Speicherungspraxis aller Geheimdienste

Zur Bedeutung dieser Entscheidung für die Speicherungspraxis der Verfassungsschutzbehörden insgesamt erklärt Rechtsanwalt Dr. Kauß, der diesen Prozess für die Bürgerrechtsorganisation Humanistische Union unterstützt hat:

„Das Urteil des OVG betrifft keinen Einzelfall und hat Bedeutung für die Erfassung und Speicherungspraxis aller Geheimdienste, auch und vor allem die der 16 Landesverfassungsschutzämter. Diese sind die eigentlichen Datenlieferanten für die Dateien des Bundesamts und das von diesem betriebene gemeinsame nachrichtendienstliche Informationssystem NADIS. Deren Datenspeicher quellen über. Eine Untersuchung der noch von der rot-grünen Landesregierung in Niedersachsen eingesetzten task force hatte 2014 ergeben, dass 40 Prozent der vom Verfassungsschutz gespeicherten Daten zu Unrecht gespeichert sind und gelöscht werden müssen. Mit dem nun vorliegenden Urteil wächst der Druck auf die Geheimdienste, ihre Rolle als geheime Meinungspolizei zurück zu nehmen, wenn nicht gar zu unterbinden.“

Verfassungsschutz-System ist ein Gefahr für Verfassung, Rechtsstaat und Demokratie

Allein in den vergangenen sieben Jahren seit Urteilsverkündung in erster Instanz ist bekanntlich Ungeheuerliches passiert und ans Licht der Öffentlichkeit gelangt, was Strukturen, Arbeitsmethoden, Praktiken und Versäumnisse von Geheimdiensten, insbesondere auch der Beklagten und des gesamten Verfassungsschutz-Systems betrifft. In zahlreichen Fällen hat sich der Verfassungsschutz mit seinen Fehlentwicklungen, Pannen, Skandalen und Rechtsbrüchen weit von Verfassung, Gesetz und demokratischem Rechtsstaat entfernt.
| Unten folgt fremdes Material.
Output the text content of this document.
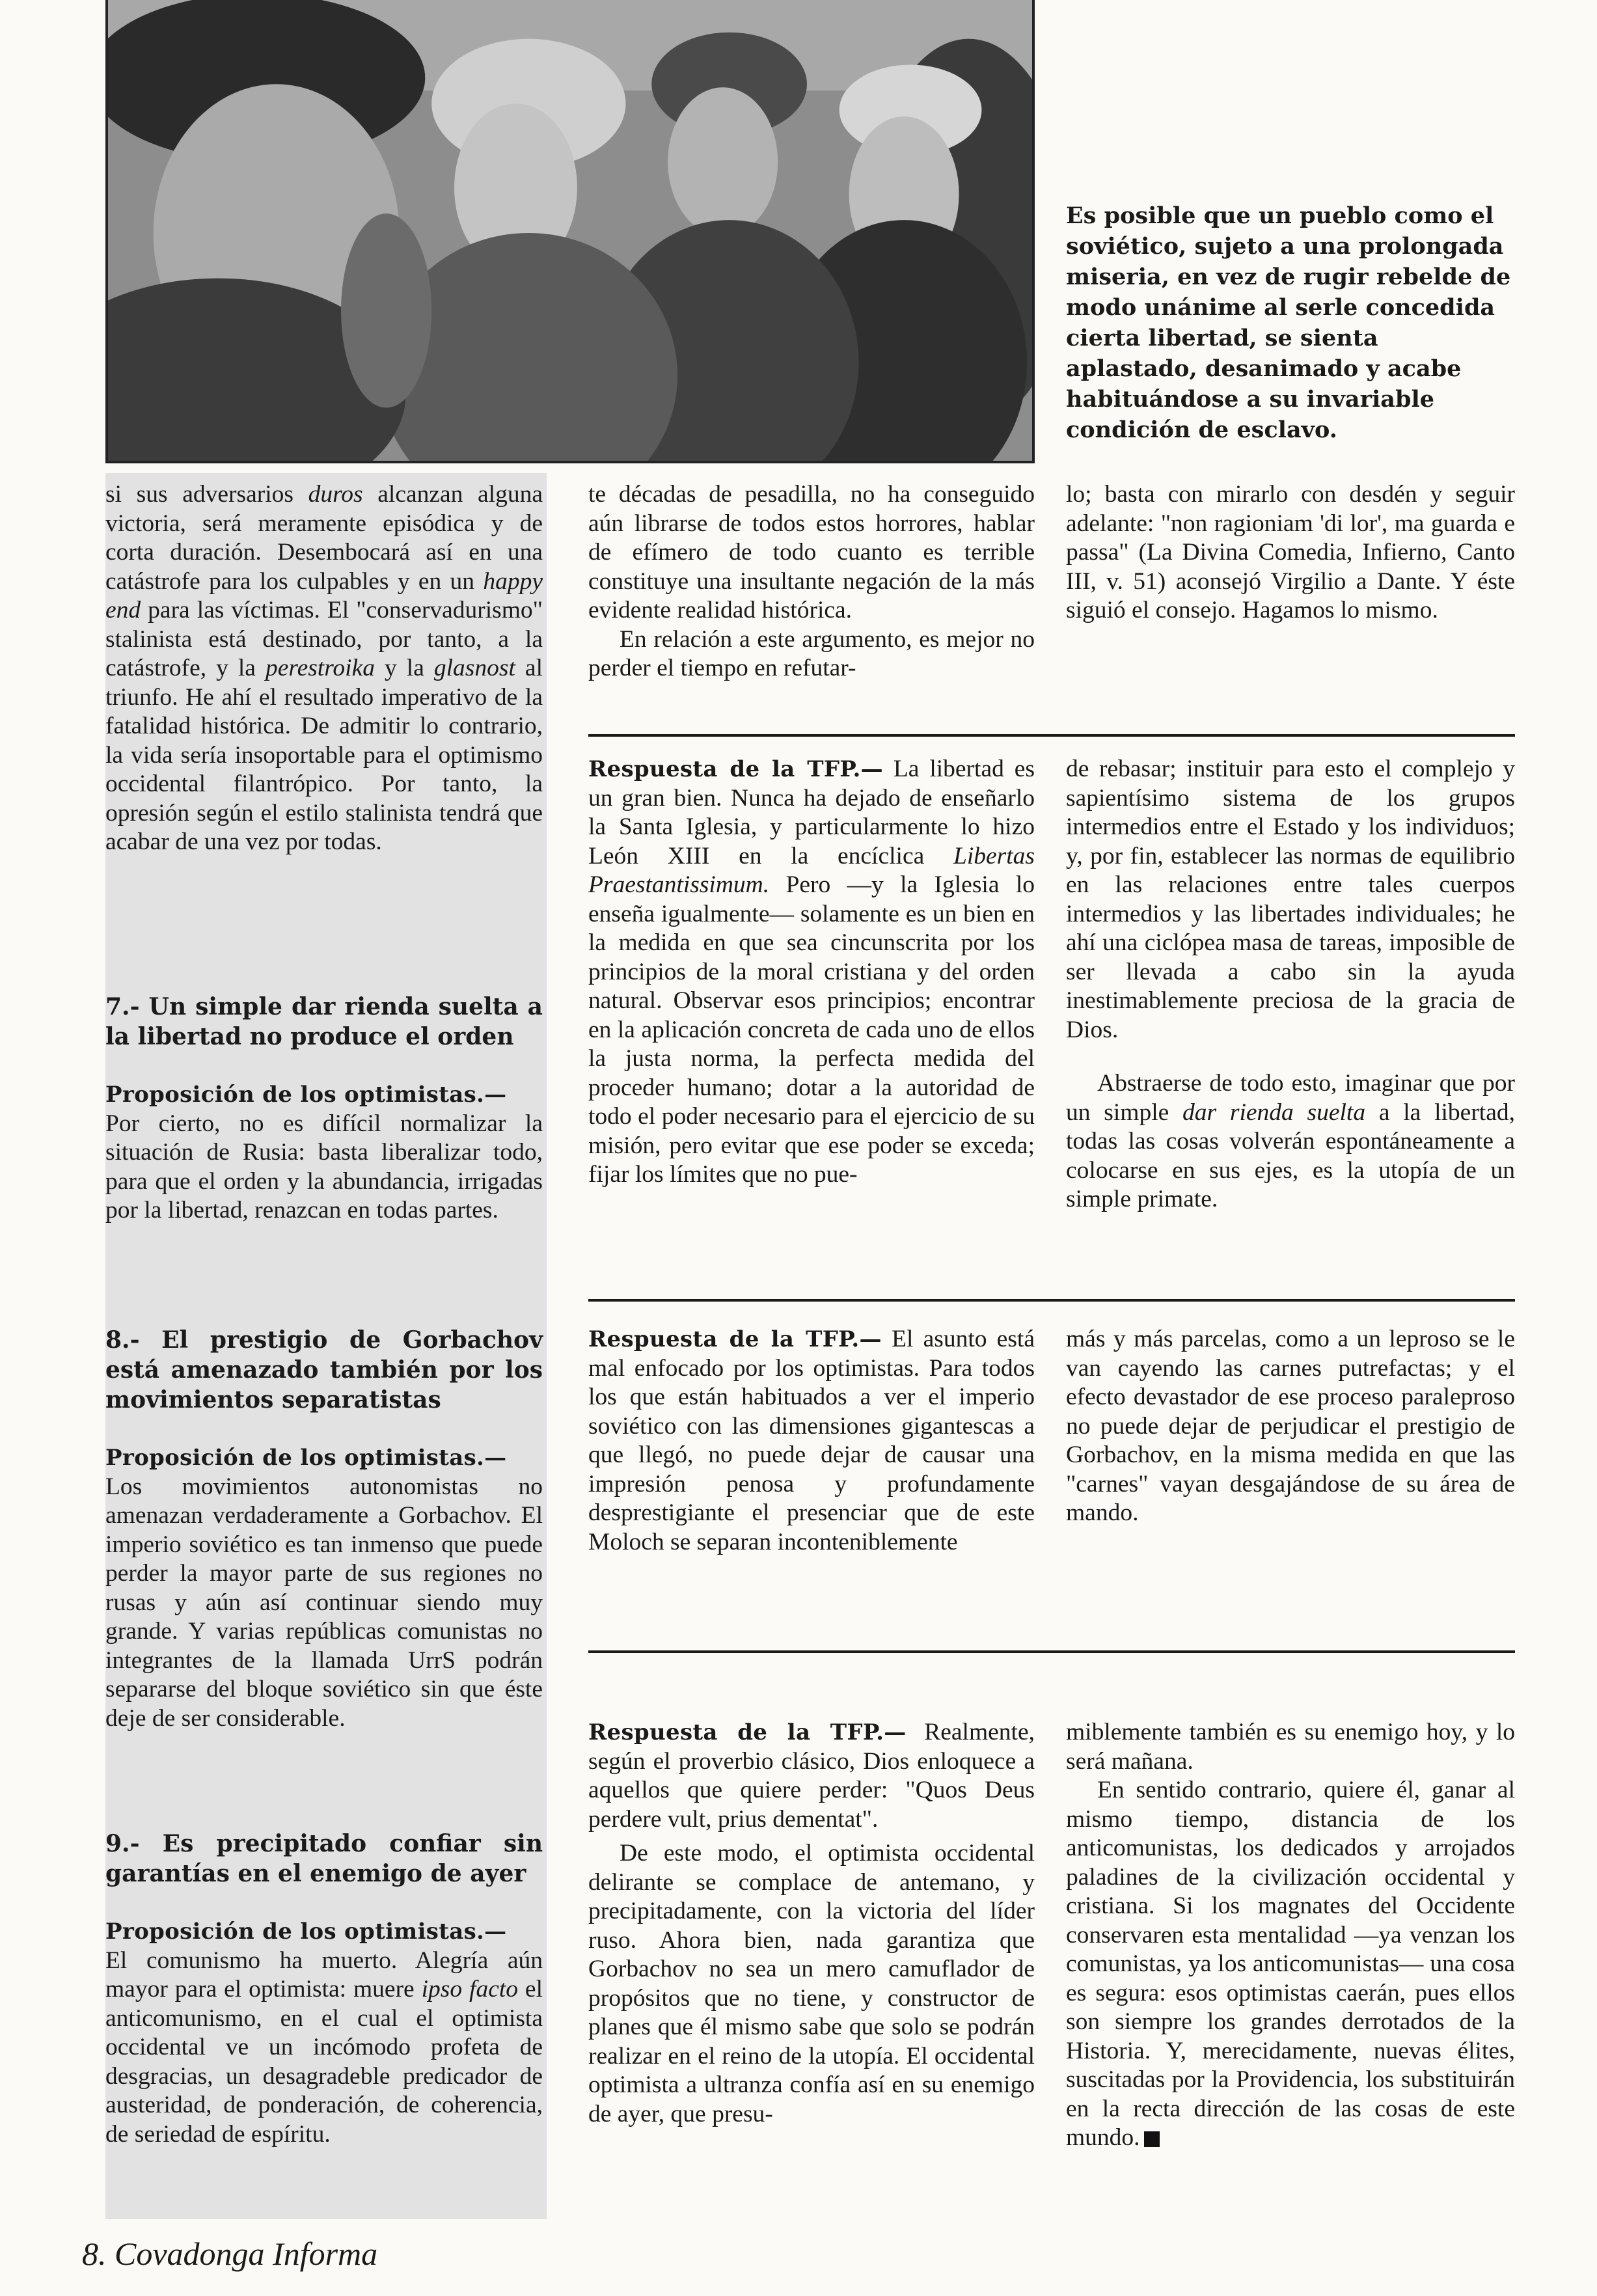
Es posible que un pueblo como el soviético, sujeto a una prolongada miseria, en vez de rugir rebelde de modo unánime al serle concedida cierta libertad, se sienta aplastado, desanimado y acabe habituándose a su invariable condición de esclavo.

si sus adversarios duros alcanzan alguna victoria, será meramente episódica y de corta duración. Desembocará así en una catástrofe para los culpables y en un happy end para las víctimas. El "conservadurismo" stalinista está destinado, por tanto, a la catástrofe, y la perestroika y la glasnost al triunfo. He ahí el resultado imperativo de la fatalidad histórica. De admitir lo contrario, la vida sería insoportable para el optimismo occidental filantrópico. Por tanto, la opresión según el estilo stalinista tendrá que acabar de una vez por todas.

7.- Un simple dar rienda suelta a la libertad no produce el orden

Proposición de los optimistas.—
Por cierto, no es difícil normalizar la situación de Rusia: basta liberalizar todo, para que el orden y la abundancia, irrigadas por la libertad, renazcan en todas partes.

8.- El prestigio de Gorbachov está amenazado también por los movimientos separatistas

Proposición de los optimistas.—
Los movimientos autonomistas no amenazan verdaderamente a Gorbachov. El imperio soviético es tan inmenso que puede perder la mayor parte de sus regiones no rusas y aún así continuar siendo muy grande. Y varias repúblicas comunistas no integrantes de la llamada UrrS podrán separarse del bloque soviético sin que éste deje de ser considerable.

9.- Es precipitado confiar sin garantías en el enemigo de ayer

Proposición de los optimistas.—
El comunismo ha muerto. Alegría aún mayor para el optimista: muere ipso facto el anticomunismo, en el cual el optimista occidental ve un incómodo profeta de desgracias, un desagradeble predicador de austeridad, de ponderación, de coherencia, de seriedad de espíritu.

te décadas de pesadilla, no ha conseguido aún librarse de todos estos horrores, hablar de efímero de todo cuanto es terrible constituye una insultante negación de la más evidente realidad histórica.

En relación a este argumento, es mejor no perder el tiempo en refutar-

lo; basta con mirarlo con desdén y seguir adelante: "non ragioniam 'di lor', ma guarda e passa" (La Divina Comedia, Infierno, Canto III, v. 51) aconsejó Virgilio a Dante. Y éste siguió el consejo. Hagamos lo mismo.

Respuesta de la TFP.— La libertad es un gran bien. Nunca ha dejado de enseñarlo la Santa Iglesia, y particularmente lo hizo León XIII en la encíclica Libertas Praestantissimum. Pero —y la Iglesia lo enseña igualmente— solamente es un bien en la medida en que sea cincunscrita por los principios de la moral cristiana y del orden natural. Observar esos principios; encontrar en la aplicación concreta de cada uno de ellos la justa norma, la perfecta medida del proceder humano; dotar a la autoridad de todo el poder necesario para el ejercicio de su misión, pero evitar que ese poder se exceda; fijar los límites que no pue-

de rebasar; instituir para esto el complejo y sapientísimo sistema de los grupos intermedios entre el Estado y los individuos; y, por fin, establecer las normas de equilibrio en las relaciones entre tales cuerpos intermedios y las libertades individuales; he ahí una ciclópea masa de tareas, imposible de ser llevada a cabo sin la ayuda inestimablemente preciosa de la gracia de Dios.

Abstraerse de todo esto, imaginar que por un simple dar rienda suelta a la libertad, todas las cosas volverán espontáneamente a colocarse en sus ejes, es la utopía de un simple primate.

Respuesta de la TFP.— El asunto está mal enfocado por los optimistas. Para todos los que están habituados a ver el imperio soviético con las dimensiones gigantescas a que llegó, no puede dejar de causar una impresión penosa y profundamente desprestigiante el presenciar que de este Moloch se separan inconteniblemente

más y más parcelas, como a un leproso se le van cayendo las carnes putrefactas; y el efecto devastador de ese proceso paraleproso no puede dejar de perjudicar el prestigio de Gorbachov, en la misma medida en que las "carnes" vayan desgajándose de su área de mando.

Respuesta de la TFP.— Realmente, según el proverbio clásico, Dios enloquece a aquellos que quiere perder: "Quos Deus perdere vult, prius dementat".

De este modo, el optimista occidental delirante se complace de antemano, y precipitadamente, con la victoria del líder ruso. Ahora bien, nada garantiza que Gorbachov no sea un mero camuflador de propósitos que no tiene, y constructor de planes que él mismo sabe que solo se podrán realizar en el reino de la utopía. El occidental optimista a ultranza confía así en su enemigo de ayer, que presu-

miblemente también es su enemigo hoy, y lo será mañana.

En sentido contrario, quiere él, ganar al mismo tiempo, distancia de los anticomunistas, los dedicados y arrojados paladines de la civilización occidental y cristiana. Si los magnates del Occidente conservaren esta mentalidad —ya venzan los comunistas, ya los anticomunistas— una cosa es segura: esos optimistas caerán, pues ellos son siempre los grandes derrotados de la Historia. Y, merecidamente, nuevas élites, suscitadas por la Providencia, los substituirán en la recta dirección de las cosas de este mundo.

8. Covadonga Informa
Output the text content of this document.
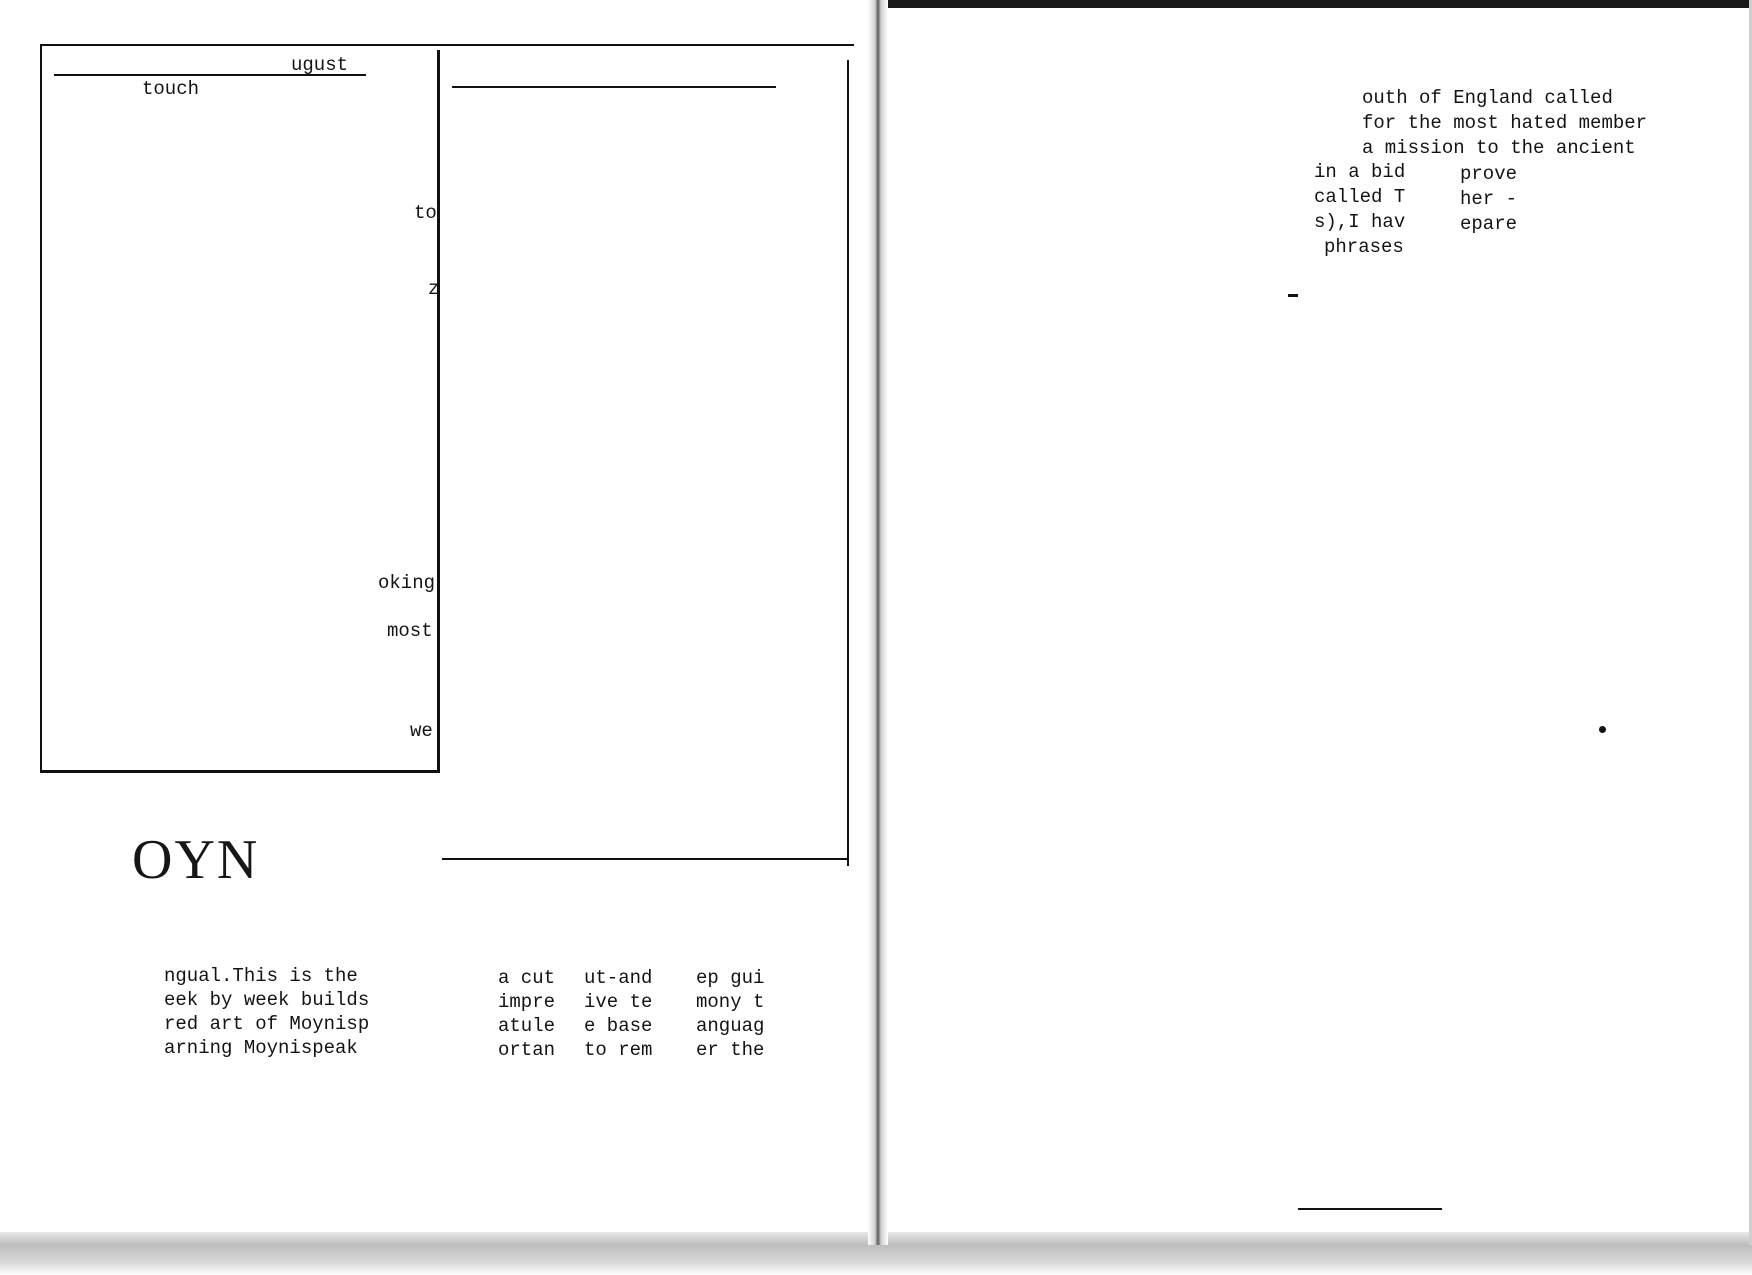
ugust
touch
to
z
oking
most
we
OYN

ngual.This is the

eek by week builds

red art of Moynisp

arning Moynispeak

a cut

impre

atule

ortan

ut-and

ive te

e base

to rem

ep gui

mony t

anguag

er the

outh of England called

for the most hated member

a mission to the ancient

in a bid

called T

s),I hav

phrases

prove

her -

epare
Stichworte: NSA- und NSU-Skandale, unkontrollierbares kriminelles V-Leute-System, Verwicklung in Neonaziszenen und NSU, Nichtverhinderung und Nichtaufklärung einer ganzen Mordserie und weiterer rassistischer Gewalttaten, Vertuschungen und Aktenschreddereien, Beweismittel-, Urkundenunterdrückung und Strafvereitelung im Amt, überhaupt Behinderungen polizeilicher Ermittlungsarbeit und Behinderung der parlamentarischen Kontrolle (vgl. dazu u.a.: Hajo Funke, Sicherheitsrisiko Verfassungsschutz. Staatsaffäre NSU: das V-Mann-Desaster und was daraus gelernt werden muss, Hamburg 2018; Rolf Gössner, Geheime Informanten. V-Leute des Verfassungsschutzes: Kriminelle / Neonazis im Dienst des Staates, Knaur-Verlag München 2003, akt. als ebook 2012). Die Rede ist von einem „historisch beispiellosen Staats- und Behördenversagen“, wie es von parlamentarischen Untersuchungsausschüssen festgestellt wurde. Der Verfassungsschutz in seiner Ausprägung als Inlandsgeheimdienst, der die Verfassung schützen soll, ist schon aus strukturellen Gründen demokratisch kaum kontrollierbar und stellt häufig selbst eine Gefahr für Verfassung, Rechtsstaat und Demokratie dar – und damit für die freiheitliche demokratische Grundordnung und die Rechtssicherheit.
Mögliche Revision beim Bundesverwaltungsgericht

Die Urteilsbegründung liegt noch nicht vor. Das OVG hat wegen „grundsätzlicher Bedeutung“ der Rechtssache die Revision zum Bundesverwaltungsgericht zugelassen. Es bleibt abzuwarten, ob das Bundesamt für Verfassungsschutz den Weg der Revision beschreitet. Solange ist das Urteil des OVG nicht rechtskräftig und damit sind diese absurde Überwachungsgeschichte und ihre gerichtliche Aufarbeitung noch nicht beendet.